Numerical investigation of MHD stagnation point flow and heat transfer over a permeable shrinking sheet with external magnetic field, viscous dissipation and Joule heating

Abstract

The present study considers the steady laminar magnetohydrodynamic (MHD) boundary layer flow of a viscous and incompressible electrically conducting fluid near the stagnation point on a horizontal continuously shrinking surface, with variable wall temperature and a constant magnetic field applied normal to the surface of the sheet. The surface is assumed to be permeable, allowing either suction or injection at the wall. By introducing an appropriate similarity transformation, the governing system of partial differential equations is first transformed into a system of ordinary differential equations, which is then solved numerically using an implicit finite-difference scheme known as the Keller-box method for some values of the selected parameters.
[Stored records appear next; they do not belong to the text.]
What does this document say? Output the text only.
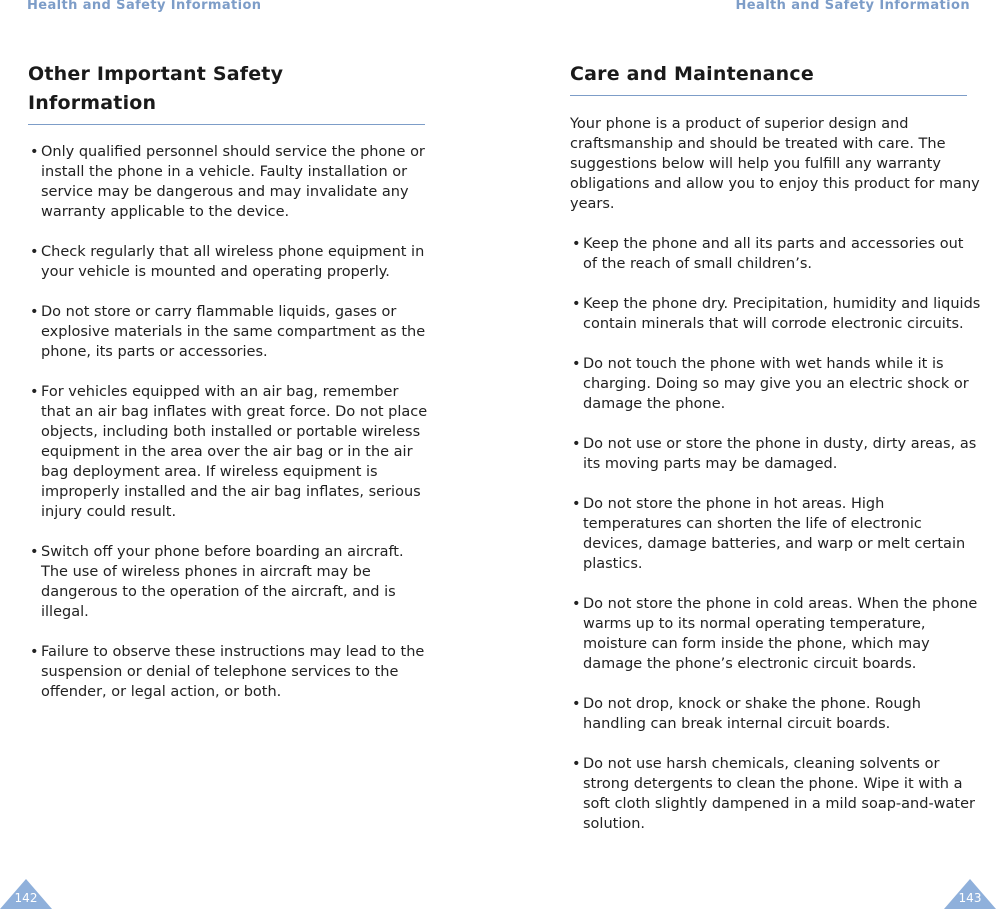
Health and Safety Information
Other Important Safety Information
• Only qualified personnel should service the phone or install the phone in a vehicle. Faulty installation or service may be dangerous and may invalidate any warranty applicable to the device.
• Check regularly that all wireless phone equipment in your vehicle is mounted and operating properly.
• Do not store or carry flammable liquids, gases or explosive materials in the same compartment as the phone, its parts or accessories.
• For vehicles equipped with an air bag, remember that an air bag inflates with great force. Do not place objects, including both installed or portable wireless equipment in the area over the air bag or in the air bag deployment area. If wireless equipment is improperly installed and the air bag inflates, serious injury could result.
• Switch off your phone before boarding an aircraft. The use of wireless phones in aircraft may be dangerous to the operation of the aircraft, and is illegal.
• Failure to observe these instructions may lead to the suspension or denial of telephone services to the offender, or legal action, or both.
142
Health and Safety Information
Care and Maintenance

Your phone is a product of superior design and craftsmanship and should be treated with care. The suggestions below will help you fulfill any warranty obligations and allow you to enjoy this product for many years.

• Keep the phone and all its parts and accessories out of the reach of small children’s.
• Keep the phone dry. Precipitation, humidity and liquids contain minerals that will corrode electronic circuits.
• Do not touch the phone with wet hands while it is charging. Doing so may give you an electric shock or damage the phone.
• Do not use or store the phone in dusty, dirty areas, as its moving parts may be damaged.
• Do not store the phone in hot areas. High temperatures can shorten the life of electronic devices, damage batteries, and warp or melt certain plastics.
• Do not store the phone in cold areas. When the phone warms up to its normal operating temperature, moisture can form inside the phone, which may damage the phone’s electronic circuit boards.
• Do not drop, knock or shake the phone. Rough handling can break internal circuit boards.
• Do not use harsh chemicals, cleaning solvents or strong detergents to clean the phone. Wipe it with a soft cloth slightly dampened in a mild soap-and-water solution.
143
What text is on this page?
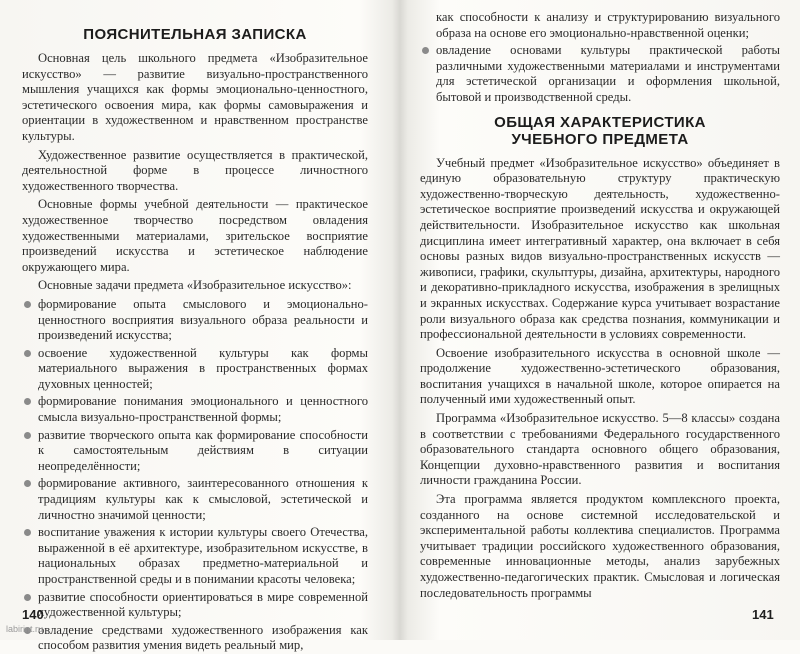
ПОЯСНИТЕЛЬНАЯ ЗАПИСКА

Основная цель школьного предмета «Изобразительное искусство» — развитие визуально-пространственного мышления учащихся как формы эмоционально-ценностного, эстетического освоения мира, как формы самовыражения и ориентации в художественном и нравственном пространстве культуры.

Художественное развитие осуществляется в практической, деятельностной форме в процессе личностного художественного творчества.

Основные формы учебной деятельности — практическое художественное творчество посредством овладения художественными материалами, зрительское восприятие произведений искусства и эстетическое наблюдение окружающего мира.

Основные задачи предмета «Изобразительное искусство»:

формирование опыта смыслового и эмоционально-ценностного восприятия визуального образа реальности и произведений искусства;
освоение художественной культуры как формы материального выражения в пространственных формах духовных ценностей;
формирование понимания эмоционального и ценностного смысла визуально-пространственной формы;
развитие творческого опыта как формирование способности к самостоятельным действиям в ситуации неопределённости;
формирование активного, заинтересованного отношения к традициям культуры как к смысловой, эстетической и личностно значимой ценности;
воспитание уважения к истории культуры своего Отечества, выраженной в её архитектуре, изобразительном искусстве, в национальных образах предметно-материальной и пространственной среды и в понимании красоты человека;
развитие способности ориентироваться в мире современной художественной культуры;
овладение средствами художественного изображения как способом развития умения видеть реальный мир,
140
как способности к анализу и структурированию визуального образа на основе его эмоционально-нравственной оценки;
овладение основами культуры практической работы различными художественными материалами и инструментами для эстетической организации и оформления школьной, бытовой и производственной среды.
ОБЩАЯ ХАРАКТЕРИСТИКА
УЧЕБНОГО ПРЕДМЕТА

Учебный предмет «Изобразительное искусство» объединяет в единую образовательную структуру практическую художественно-творческую деятельность, художественно-эстетическое восприятие произведений искусства и окружающей действительности. Изобразительное искусство как школьная дисциплина имеет интегративный характер, она включает в себя основы разных видов визуально-пространственных искусств — живописи, графики, скульптуры, дизайна, архитектуры, народного и декоративно-прикладного искусства, изображения в зрелищных и экранных искусствах. Содержание курса учитывает возрастание роли визуального образа как средства познания, коммуникации и профессиональной деятельности в условиях современности.

Освоение изобразительного искусства в основной школе — продолжение художественно-эстетического образования, воспитания учащихся в начальной школе, которое опирается на полученный ими художественный опыт.

Программа «Изобразительное искусство. 5—8 классы» создана в соответствии с требованиями Федерального государственного образовательного стандарта основного общего образования, Концепции духовно-нравственного развития и воспитания личности гражданина России.

Эта программа является продуктом комплексного проекта, созданного на основе системной исследовательской и экспериментальной работы коллектива специалистов. Программа учитывает традиции российского художественного образования, современные инновационные методы, анализ зарубежных художественно-педагогических практик. Смысловая и логическая последовательность программы

141
labirint.ru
The effects of the governing parameters, namely the shrinking parameter λ, the suction parameter f0 and the magnetic parameter M on the skin friction coefficient, the local Nusselt number as well as the velocity and temperature profiles are determined and discussed. For the present study, the analysis is limited to the case where the Prandtl number is fixed at unity, i.e. Pr = 1 and the Eckert number, Ec = 0.5. It is found that solutions for the shrinking sheet only exist when the magnitude of the shrinking parameter is less than some limiting critical value λc. Where solutions do exist, they are either a unique solution or dual solutions, and for large enough suction at the wall, there may even be triple solutions. For the shrinking sheet, in the presence of viscous dissipation and Joule heating, the magnetic field increases the surface shear stress and slightly increases the surface heat transfer rate.